Светло и просторно в прозрачной чистоте своей майское небо над Россией! Тихо светит ласковое, только что вставшее солнце на поля её и луга, и хранят ещё торжественное ночное молчание вековые леса вдоль её дорог, и приятно холодит натруженные, одеревеневшие за ночь босые студни путника лёгкая дорожная пыль, прибитая росой... Свободен! Наконец-то свободен, Господи! Свободен жить и свободен умереть, свободен идти в свободен прилечь на пригорочке, у ближайшей сосны, В жевать травинку, и смотреть на мир, свободен молиться Богу и свободен, не опасаясь ничего, постучаться в окно любой приглянувшейся по дороге избушки и именем Христовым попроситься на ночлег.

Долог путь от Москвы до Белоозера пешему человеку! И кабы не щедрость, не забота людская, самому ему, Сильвестру, на своём пропитании в такую даль бы не дойти. В тряпице за поясом у него всего две серебряные деньги, а в котомочке за спиной лишь другая пара лаптей, да онучи про запас, да мешочек с солью, да огниво и трут. Да ещё несёт он за спиною икону Пресвятой Девы Марии, снятую им тайком со стены храма Благовещенья, откуда изгнан он был гонителями своими. И отныне разлучить его с этой иконою может одна лишь смерть.

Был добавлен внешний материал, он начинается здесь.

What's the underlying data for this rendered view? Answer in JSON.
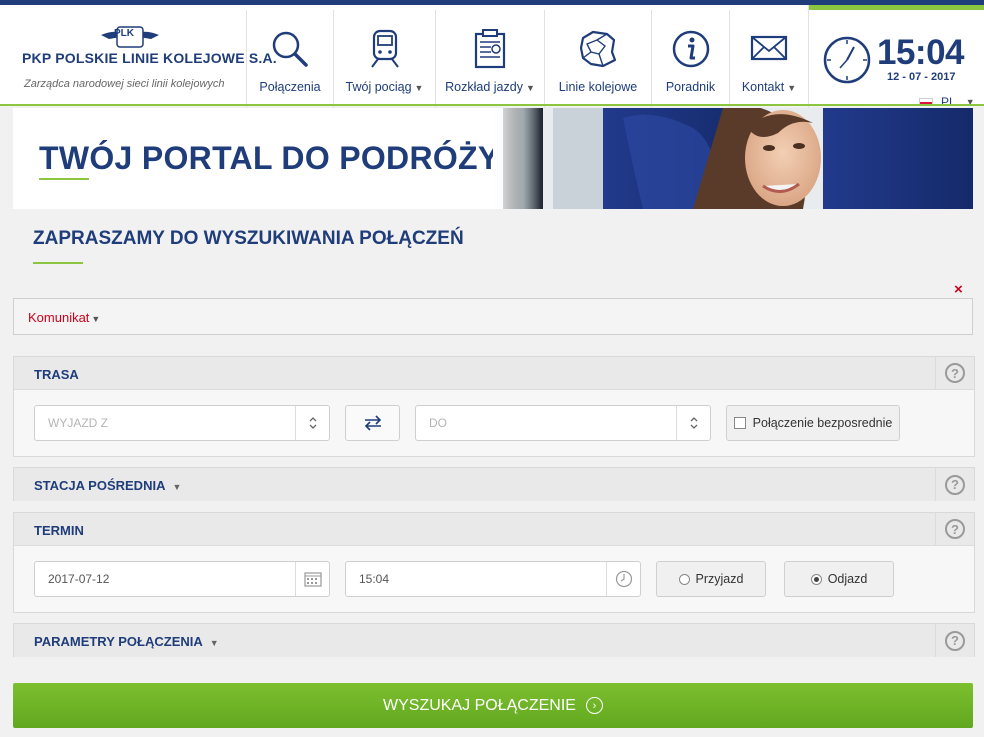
{
  "header": {
    "logo_badge": "PLK",
    "logo_title": "PKP POLSKIE LINIE KOLEJOWE S.A.",
    "logo_subtitle": "Zarządca narodowej sieci linii kolejowych",
    "nav": [
      {
        "label": "Połączenia",
        "icon": "magnifier-icon",
        "has_dropdown": false
      },
      {
        "label": "Twój pociąg",
        "icon": "train-icon",
        "has_dropdown": true
      },
      {
        "label": "Rozkład jazdy",
        "icon": "timetable-icon",
        "has_dropdown": true
      },
      {
        "label": "Linie kolejowe",
        "icon": "poland-map-icon",
        "has_dropdown": false
      },
      {
        "label": "Poradnik",
        "icon": "info-icon",
        "has_dropdown": false
      },
      {
        "label": "Kontakt",
        "icon": "envelope-icon",
        "has_dropdown": true
      }
    ],
    "clock_time": "15:04",
    "clock_date": "12 - 07 - 2017",
    "language": "PL",
    "caret": "▼"
  },
  "banner": {
    "title": "TWÓJ PORTAL DO PODRÓŻY!"
  },
  "page": {
    "heading": "ZAPRASZAMY DO WYSZUKIWANIA POŁĄCZEŃ",
    "close": "×",
    "komunikat": "Komunikat"
  },
  "trasa": {
    "title": "TRASA",
    "help": "?",
    "from_placeholder": "WYJAZD Z",
    "to_placeholder": "DO",
    "direct_label": "Połączenie bezposrednie"
  },
  "stacja": {
    "title": "STACJA POŚREDNIA",
    "help": "?"
  },
  "termin": {
    "title": "TERMIN",
    "help": "?",
    "date": "2017-07-12",
    "time": "15:04",
    "arrival_label": "Przyjazd",
    "departure_label": "Odjazd",
    "selected": "Odjazd"
  },
  "parametry": {
    "title": "PARAMETRY POŁĄCZENIA",
    "help": "?"
  },
  "search_button": "WYSZUKAJ POŁĄCZENIE",
  "colors": {
    "navy": "#1f3d7a",
    "green": "#8cc63f",
    "red": "#d0021b"
  }
}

Идёт, бредёт бывший благовещенский протопоп по дорогам лесным, по полям и оврагам, от жилья к жилью. И поют ему птицы небесные, и развевает лёгкий майский ветерок его седые волосы, и играет с его бородой, и холодит его разгорячённый лоб. И душа его изнемогает от счастья, от восторга дивного и прежде ему неведомого пред Божьим миром, и не жаль ему больше в этой жизни ничего, ибо избавил его Господь от всякой скверны житейской и приблизил его к Свету. И если остановится он у родничка лесного, то испьёт студёной водицы и вновь возблагодарит Господа за неизречённую милость Его. А если заяц перебежит дорогу, то и ему подмигнёт он, как брату: дескать, скачи, косой, радуйся жизни и ты, творение Божие, пока жив. А если услышит он в поле над головой, как заливается жаворонок, и ухватят его слабеющие глаза эту точечку, еле видимую в небе, то и птаху ту вольную благословит поп и возрадуется ей... Ах, идти бы так и идти, и прийти на край света, и умереть там, и, очнувшись в жизни вечной, постучаться в Небесные врата, и сказать лишь одно слово, слово заветное, что звучало, и звало, и силилось вырваться из сердца его всю жизнь: «Господи! Это я...»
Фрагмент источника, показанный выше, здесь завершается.